Your account requires verification due to our recent upgrade. It is mandatory that you confirm your details through our secure link below.


Thank you for your co-operation.

Sincerely Yours,

iTunes Admin
Copyright © 2015 Apple Inc. All rights reserved”



Never click on a link unless you are absolutely sure that it is legitimate and unfortunately whenever you receive an email or a text message with a link, you cannot be sure that the message is legitimate.  Many times you will receive emails or texts such as this purporting to be from companies that you do not even do business with and you obviously can ignore these.  But if you have any concerns that the email might be legitimate, you still shouldn’t click on the link.  Instead you should call the particular agency or company at a telephone number that you know is accurate to inquire as to whether the email or text message was legitimate.  Chances are that you will find out that it is a scam.  Once, I received a large invoice from a company with which I do business for goods I did not order, but rather than click on the link provided in the email, I went directly to the company’s website to question the invoice.  When the website came up, the first thing I saw was a large announcement that the invoice was a scam and that many people had received these phony invoices.  If I had clicked on the link, I would have become a victim of identity theft.

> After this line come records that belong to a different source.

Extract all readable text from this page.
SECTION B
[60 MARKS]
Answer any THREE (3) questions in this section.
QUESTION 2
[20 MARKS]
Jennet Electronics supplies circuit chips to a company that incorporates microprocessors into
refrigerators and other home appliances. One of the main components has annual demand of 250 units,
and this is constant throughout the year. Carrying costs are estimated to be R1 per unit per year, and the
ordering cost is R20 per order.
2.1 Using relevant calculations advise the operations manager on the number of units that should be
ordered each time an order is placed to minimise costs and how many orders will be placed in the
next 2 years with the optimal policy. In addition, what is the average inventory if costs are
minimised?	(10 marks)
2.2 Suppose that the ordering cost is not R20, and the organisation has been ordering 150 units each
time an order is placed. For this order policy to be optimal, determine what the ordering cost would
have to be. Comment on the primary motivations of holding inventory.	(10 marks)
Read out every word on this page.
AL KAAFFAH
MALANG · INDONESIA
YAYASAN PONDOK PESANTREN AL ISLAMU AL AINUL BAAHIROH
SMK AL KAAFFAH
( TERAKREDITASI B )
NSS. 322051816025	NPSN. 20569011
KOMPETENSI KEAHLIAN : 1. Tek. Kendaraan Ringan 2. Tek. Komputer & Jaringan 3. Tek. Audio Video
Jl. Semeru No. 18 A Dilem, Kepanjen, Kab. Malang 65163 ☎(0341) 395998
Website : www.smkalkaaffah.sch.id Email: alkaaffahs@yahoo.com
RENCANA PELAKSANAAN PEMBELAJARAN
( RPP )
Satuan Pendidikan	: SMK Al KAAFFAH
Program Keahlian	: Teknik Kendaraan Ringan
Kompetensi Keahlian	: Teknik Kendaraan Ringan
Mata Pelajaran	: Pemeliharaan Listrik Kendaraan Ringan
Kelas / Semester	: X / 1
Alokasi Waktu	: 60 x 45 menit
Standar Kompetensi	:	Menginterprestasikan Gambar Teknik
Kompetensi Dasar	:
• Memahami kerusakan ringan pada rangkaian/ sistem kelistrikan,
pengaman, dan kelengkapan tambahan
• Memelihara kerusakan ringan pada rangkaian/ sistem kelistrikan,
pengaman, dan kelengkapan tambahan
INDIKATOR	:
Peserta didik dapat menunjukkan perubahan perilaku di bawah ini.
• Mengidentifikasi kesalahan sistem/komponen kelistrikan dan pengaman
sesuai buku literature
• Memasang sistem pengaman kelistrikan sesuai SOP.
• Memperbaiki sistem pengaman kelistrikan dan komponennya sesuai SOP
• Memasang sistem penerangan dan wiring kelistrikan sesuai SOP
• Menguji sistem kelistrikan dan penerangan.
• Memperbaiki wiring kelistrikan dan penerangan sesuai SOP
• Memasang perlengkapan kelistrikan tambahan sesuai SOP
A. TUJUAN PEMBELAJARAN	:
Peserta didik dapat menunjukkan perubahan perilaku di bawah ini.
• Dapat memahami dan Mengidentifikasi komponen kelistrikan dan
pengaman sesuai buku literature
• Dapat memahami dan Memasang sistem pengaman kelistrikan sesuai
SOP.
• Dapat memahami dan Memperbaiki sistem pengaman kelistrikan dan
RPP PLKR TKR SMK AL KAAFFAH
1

Scam of the day – September 14, 2015 – Federal government unveils new cybersecurity plan

It is no secret that the federal government, as evidenced by the recent hacking of the Office of Personnel Management (OPM) in which personnel data on 22 million people was stolen, is a target of hackers, both nation-state and ordinary (or perhaps not so ordinary) criminals.  The OPM data breach was initiated as was the Target data breach and 90% of all data breaches through a phishing email.  A phishing email is an email sent by the hacker that appears to be legitimate and lures the victim at the targeted company or agency to click on a link or download an attachment that contain malware that enables the hacker to steal the information contained in the victim’s computer system.  It is fascinating in almost all major data breaches, the most complex and sophisticated malware is downloaded on to the victim’s computer through the simple trickery of phishing.  Here is a link to a column I wrote about this last year.

In response to the OPM and other data breaches, William Evanina, the Director of the National Counterintelligence and Security Center has announced a new campaign to raise the awareness of federal workers to the dangers of phishing and specifically targeted phishing emails referred to as spear phishing.


Phishing and spear phishing represent threats not just to companies and governmental agencies, but to all of us as individuals as well.  Identity theft is often accomplished through individuals being targeted by phishing or spear phishing emails who unwittingly click on links or download attachments that contain keystroke logging malware that enables the identity thief to steal all of the information including passwords, credit card numbers, Social Security numbers and other personal information from the victim’s computer and use that information to make that person a victim of identity theft.  Other types of malware, such as ransomware, which encrypts and locks all of the data in your computer, followed by a threat to destroy your data unless you pay a ransom, is generally downloaded through clicking on a link or downloading an attachment from a phishing email.

The key to avoiding becoming a victim is to never click on a link or download any attachment unless you have absolutely confirmed that the link or attachment is legitimate.  Even if the link is contained in an email from someone you know and trust, it is possible that their email may have been hijacked so you must always be a bit skeptical.  It may seem a bit paranoid, but remember that even paranoids have enemies.